As you plan out methodologies to document data collection, usage, and distribution, don’t limit your systems to Californians. The privacy act may eventually be escalated to the federal level so plan your data protocol around all of your U.S. clients.

Just because you’re GDPR compliant doesn’t mean you comply with CCPA

The U.K.’s General Data Protection Regulations (GDPR) went into effect in May of 2018. But just because you’ve mastered your compliance strategy for GDPR doesn’t mean you can rest easy when it comes to CCPA.

On the contrary, there are a handful of differences between the two, as outlined by Pillsbury Law:

  • The coverage group
  • The privacy policy disclosures
  • The breadth of disclosure rights
  • The data disclosures and deadlines
  • The right to opt-out
  • The explicit protection against discrimination

For a more in-depth look into the differences, I highly recommend taking a look at Pillsbury Law’s piece.

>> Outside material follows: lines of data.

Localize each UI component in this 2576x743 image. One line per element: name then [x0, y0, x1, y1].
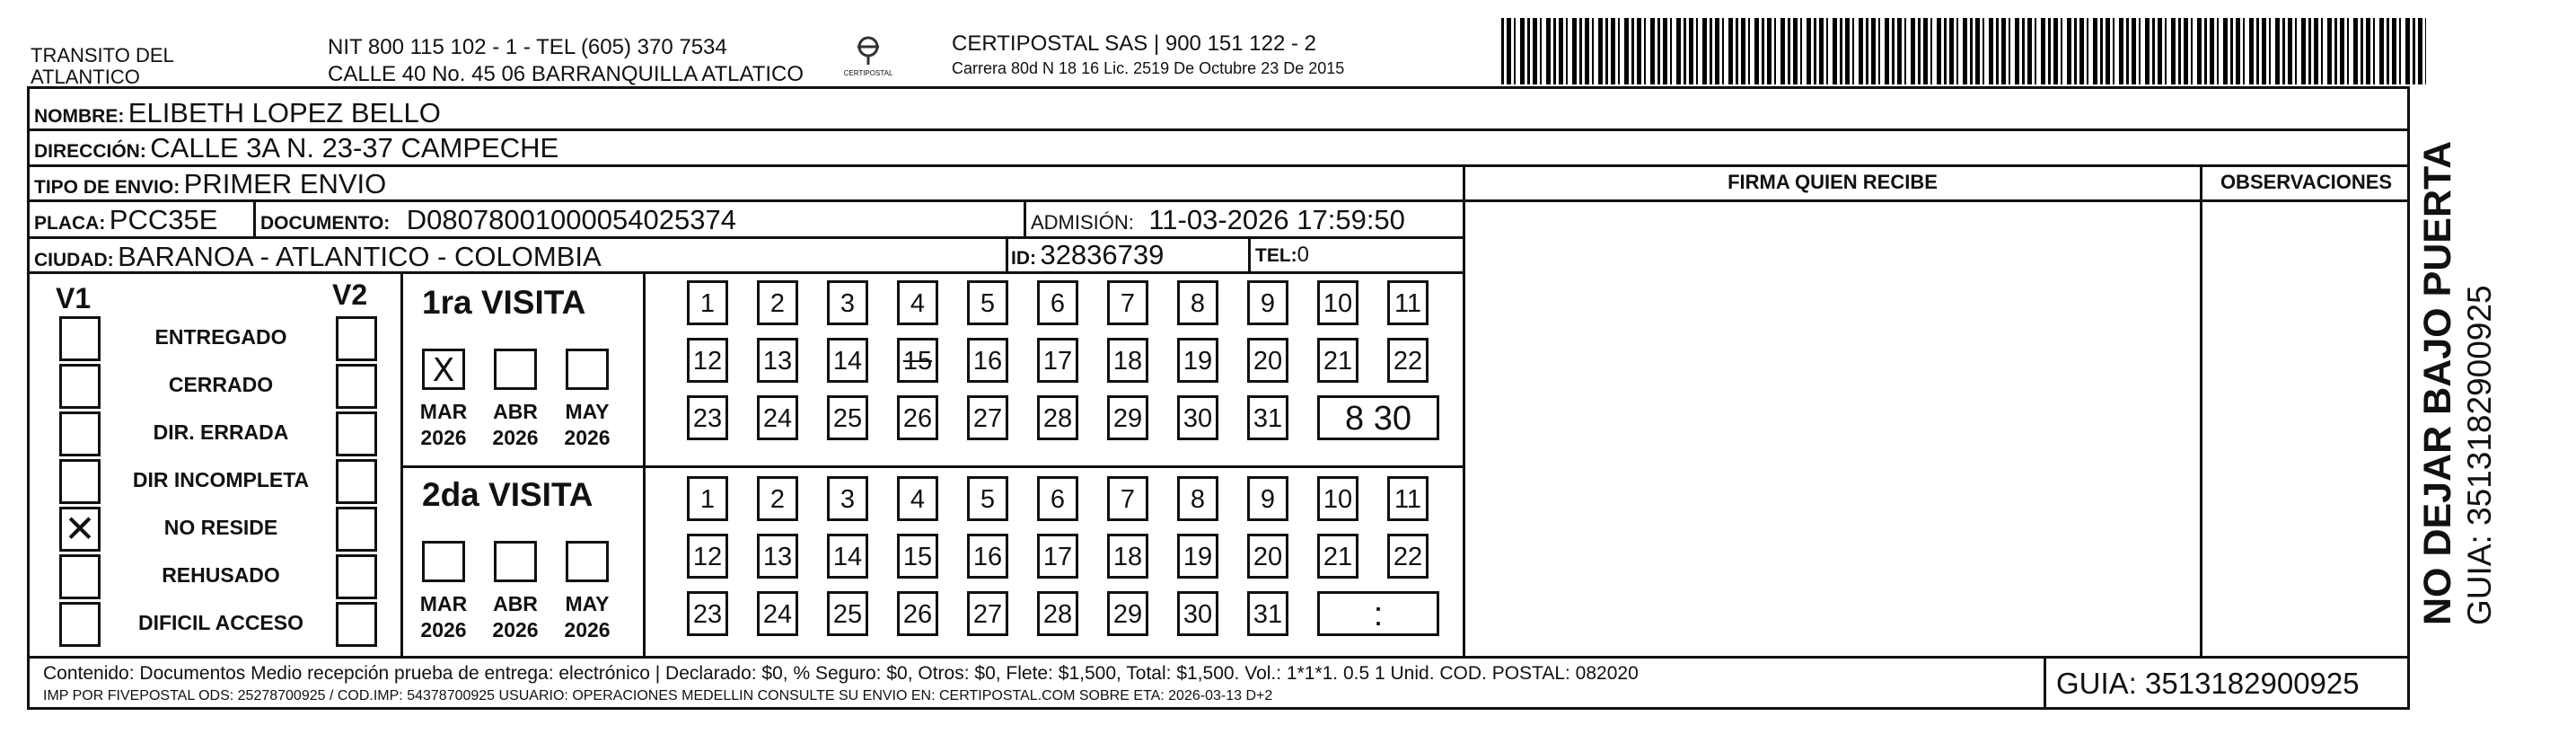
ciudad-label: CIUDAD:: [34, 250, 114, 270]
day-box[interactable]: 5: [967, 476, 1008, 521]
day-box[interactable]: 11: [1387, 476, 1429, 521]
v2-checkbox[interactable]: [336, 411, 377, 456]
day-box[interactable]: 3: [827, 476, 868, 521]
day-box[interactable]: 25: [827, 591, 868, 636]
month-name: MAR: [419, 592, 468, 615]
day-box[interactable]: 13: [757, 534, 798, 579]
month-mark: X: [432, 352, 455, 389]
logo-icon: [850, 32, 886, 68]
status-label: NO RESIDE: [163, 516, 278, 539]
direccion-value: CALLE 3A N. 23-37 CAMPECHE: [150, 132, 559, 164]
month-name: MAY: [565, 400, 610, 423]
status-label: DIFICIL ACCESO: [137, 611, 303, 634]
day-box[interactable]: 21: [1317, 534, 1358, 579]
day-box[interactable]: 10: [1317, 476, 1358, 521]
v1-checkbox[interactable]: [59, 507, 101, 552]
visit1-title: 1ra VISITA: [422, 284, 586, 321]
v1-checkbox[interactable]: [59, 459, 101, 504]
day-box[interactable]: 15: [897, 338, 938, 383]
v2-checkbox[interactable]: [336, 316, 377, 361]
day-box[interactable]: 8: [1177, 476, 1218, 521]
id-label: ID:: [1011, 248, 1036, 269]
courier-info: [952, 31, 1344, 79]
footer-imp: IMP POR FIVEPOSTAL ODS: 25278700925 / COD.IMP: 54378700925 USUARIO: OPERACIONES MEDELLIN CONSULTE SU ENVIO EN: CERTIPOSTAL.COM SOBRE ETA: 2026-03-13 D+2: [43, 688, 1273, 703]
month-checkbox[interactable]: [494, 541, 537, 582]
courier-line1: CERTIPOSTAL SAS | 900 151 122 - 2: [952, 31, 1316, 56]
month-checkbox[interactable]: [422, 541, 465, 582]
nit-line: NIT 800 115 102 - 1 - TEL (605) 370 7534: [328, 35, 727, 59]
status-label: REHUSADO: [162, 563, 280, 587]
day-box[interactable]: 3: [827, 280, 868, 325]
rule: [27, 656, 2410, 659]
courier-line2: Carrera 80d N 18 16 Lic. 2519 De Octubre 23 De 2015: [952, 59, 1345, 77]
month-name: MAY: [565, 592, 610, 615]
firma-header: FIRMA QUIEN RECIBE: [1728, 171, 1938, 193]
visit2-title: 2da VISITA: [422, 476, 593, 513]
day-box[interactable]: 12: [687, 534, 728, 579]
day-box[interactable]: 20: [1247, 338, 1288, 383]
ciudad-value: BARANOA - ATLANTICO - COLOMBIA: [118, 241, 602, 272]
month-checkbox[interactable]: [422, 349, 465, 390]
v2-checkbox[interactable]: [336, 554, 377, 599]
month-year: 2026: [564, 618, 611, 641]
day-box[interactable]: 2: [757, 476, 798, 521]
documento-value: D08078001000054025374: [406, 204, 736, 235]
day-box[interactable]: 13: [757, 338, 798, 383]
day-box[interactable]: 6: [1037, 476, 1078, 521]
day-box[interactable]: 18: [1107, 338, 1148, 383]
rule: [643, 271, 646, 656]
day-box[interactable]: 11: [1387, 280, 1429, 325]
day-box[interactable]: 28: [1037, 395, 1078, 440]
day-box[interactable]: 25: [827, 395, 868, 440]
month-year: 2026: [564, 426, 611, 449]
documento-row: [260, 204, 736, 236]
status-label: DIR. ERRADA: [153, 420, 289, 444]
month-year: 2026: [492, 618, 539, 641]
admision-label: ADMISIÓN:: [1031, 211, 1134, 234]
day-box[interactable]: 1: [687, 476, 728, 521]
day-box[interactable]: 24: [757, 591, 798, 636]
check-mark-icon: ✕: [64, 507, 96, 551]
certipostal-logo: [837, 32, 900, 77]
month-label: [412, 399, 475, 451]
v2-checkbox[interactable]: [336, 507, 377, 552]
time-box[interactable]: :: [1317, 591, 1439, 636]
day-box[interactable]: 29: [1107, 591, 1148, 636]
day-box[interactable]: 23: [687, 591, 728, 636]
day-box[interactable]: 26: [897, 591, 938, 636]
status-label: DIR INCOMPLETA: [132, 468, 310, 491]
day-box[interactable]: 27: [967, 395, 1008, 440]
day-box[interactable]: 23: [687, 395, 728, 440]
day-box[interactable]: 17: [1037, 534, 1078, 579]
day-box[interactable]: 16: [967, 534, 1008, 579]
sender-info: [328, 34, 804, 88]
day-box[interactable]: 10: [1317, 280, 1358, 325]
day-box[interactable]: 21: [1317, 338, 1358, 383]
side-title: NO DEJAR BAJO PUERTA: [2416, 140, 2459, 625]
day-box[interactable]: 5: [967, 280, 1008, 325]
day-box[interactable]: 2: [757, 280, 798, 325]
day-box[interactable]: 9: [1247, 476, 1288, 521]
day-box[interactable]: 19: [1177, 338, 1218, 383]
day-box[interactable]: 30: [1177, 591, 1218, 636]
day-box[interactable]: 17: [1037, 338, 1078, 383]
rule: [400, 271, 403, 656]
time-box[interactable]: 8 30: [1317, 395, 1439, 440]
direccion-label: DIRECCIÓN:: [34, 141, 146, 162]
barcode: [1501, 18, 2426, 84]
day-box[interactable]: 8: [1177, 280, 1218, 325]
v2-checkbox[interactable]: [336, 459, 377, 504]
month-name: ABR: [493, 592, 538, 615]
month-checkbox[interactable]: [566, 541, 609, 582]
tel-value: 0: [1297, 243, 1310, 267]
v1-checkbox[interactable]: [59, 602, 101, 647]
day-box[interactable]: 31: [1247, 395, 1288, 440]
day-box[interactable]: 29: [1107, 395, 1148, 440]
rule: [2200, 164, 2202, 656]
nombre-value: ELIBETH LOPEZ BELLO: [127, 97, 441, 128]
month-label: [556, 591, 619, 643]
day-box[interactable]: 9: [1247, 280, 1288, 325]
day-box[interactable]: 4: [897, 476, 938, 521]
rule: [1006, 236, 1008, 271]
day-box[interactable]: 14: [827, 534, 868, 579]
day-box[interactable]: 18: [1107, 534, 1148, 579]
tipo-label: TIPO DE ENVIO:: [34, 177, 180, 198]
ciudad-row: [34, 241, 602, 273]
day-box[interactable]: 27: [967, 591, 1008, 636]
rule: [1463, 164, 1465, 656]
address-line: CALLE 40 No. 45 06 BARRANQUILLA ATLATICO: [328, 62, 804, 86]
month-name: MAR: [419, 400, 468, 423]
rule: [1248, 236, 1251, 271]
month-label: [556, 399, 619, 451]
footer-contenido: Contenido: Documentos Medio recepción prueba de entrega: electrónico | Declarado: $0, % Seguro: $0, Otros: $0, Flete: $1,500, Total: $1,500. Vol.: 1*1*1. 0.5 1 Unid. COD. POSTAL: 082020: [43, 663, 1639, 684]
sender-name: [31, 45, 174, 88]
month-label: [484, 399, 547, 451]
footer-guia: GUIA: 3513182900925: [2056, 667, 2360, 700]
direccion-row: [34, 132, 558, 164]
day-box[interactable]: 26: [897, 395, 938, 440]
v1-checkbox[interactable]: [59, 364, 101, 409]
day-box[interactable]: 31: [1247, 591, 1288, 636]
documento-label: DOCUMENTO:: [260, 213, 391, 234]
status-label: ENTREGADO: [154, 325, 287, 349]
day-box[interactable]: 14: [827, 338, 868, 383]
rule: [400, 465, 1465, 468]
day-box[interactable]: 4: [897, 280, 938, 325]
day-box[interactable]: 15: [897, 534, 938, 579]
id-row: [1011, 239, 1164, 271]
nombre-label: NOMBRE:: [34, 106, 125, 127]
nombre-row: [34, 97, 441, 129]
v1-label: V1: [56, 282, 92, 314]
month-checkbox[interactable]: [494, 349, 537, 390]
day-box[interactable]: 6: [1037, 280, 1078, 325]
day-box[interactable]: 7: [1107, 280, 1148, 325]
placa-label: PLACA:: [34, 213, 106, 234]
v1-checkbox[interactable]: [59, 554, 101, 599]
admision-row: [1031, 204, 1405, 236]
day-box[interactable]: 20: [1247, 534, 1288, 579]
sender-name-line2: ATLANTICO: [31, 66, 140, 88]
placa-row: [34, 204, 217, 236]
day-box[interactable]: 19: [1177, 534, 1218, 579]
tel-row: [1255, 243, 1309, 268]
rule: [27, 164, 2410, 167]
day-box[interactable]: 22: [1387, 338, 1429, 383]
tel-label: TEL:: [1255, 245, 1297, 266]
v2-checkbox[interactable]: [336, 602, 377, 647]
v1-checkbox[interactable]: [59, 411, 101, 456]
month-label: [412, 591, 475, 643]
day-box[interactable]: 22: [1387, 534, 1429, 579]
tipo-value: PRIMER ENVIO: [183, 168, 387, 199]
side-guia: GUIA: 3513182900925: [2461, 285, 2498, 625]
logo-text: CERTIPOSTAL: [843, 69, 893, 77]
side-notice: [2415, 141, 2500, 625]
v2-checkbox[interactable]: [336, 364, 377, 409]
placa-value: PCC35E: [109, 204, 218, 235]
observaciones-header: OBSERVACIONES: [2220, 171, 2393, 193]
day-box[interactable]: 28: [1037, 591, 1078, 636]
day-box[interactable]: 24: [757, 395, 798, 440]
month-year: 2026: [492, 426, 539, 449]
v1-checkbox[interactable]: [59, 316, 101, 361]
day-box[interactable]: 1: [687, 280, 728, 325]
day-box[interactable]: 16: [967, 338, 1008, 383]
rule: [2044, 656, 2046, 710]
id-value: 32836739: [1040, 239, 1165, 270]
month-checkbox[interactable]: [566, 349, 609, 390]
rule: [1024, 199, 1026, 236]
day-box[interactable]: 7: [1107, 476, 1148, 521]
month-name: ABR: [493, 400, 538, 423]
month-year: 2026: [420, 426, 467, 449]
admision-value: 11-03-2026 17:59:50: [1148, 204, 1405, 235]
month-year: 2026: [420, 618, 467, 641]
rule: [253, 199, 256, 236]
status-label: CERRADO: [168, 373, 274, 396]
tipo-row: [34, 168, 386, 200]
day-box[interactable]: 12: [687, 338, 728, 383]
sender-name-line1: TRANSITO DEL: [31, 44, 174, 66]
month-label: [484, 591, 547, 643]
v2-label: V2: [332, 279, 368, 311]
day-box[interactable]: 30: [1177, 395, 1218, 440]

Identity verification may be an issue

A user may request access to all of his data, but how do you ensure he is indeed who he says he is and not a criminal? Furthermore, how do you ensure he is a California resident?

According to IDology COO Christina Luttrell, “If GDPR is an indicator of how CCPA will unfold, then businesses need to consider how criminals can and will exploit subject access requests.”

Luttrell went on to explain, “The organizations that will be well positioned to complete CCPA-related requests are the ones that understand the facets of CCPA identity verification (IDV) and adopt IDV systems that scale and automate, are secure and easily integrated, and have multiple IDV methods that will satisfy consumer needs.”

You may be late but you’re not too late

In the event a business violates the CCPA, it has additional time before fines and enforcement take hold due to the 30 day period to cure noncompliance.

If a business can fix a problem with its privacy compliance and follow the procedures set forth in the law to do so, then they haven’t violated the law and will not be subject to a lawsuit for the failure to comply.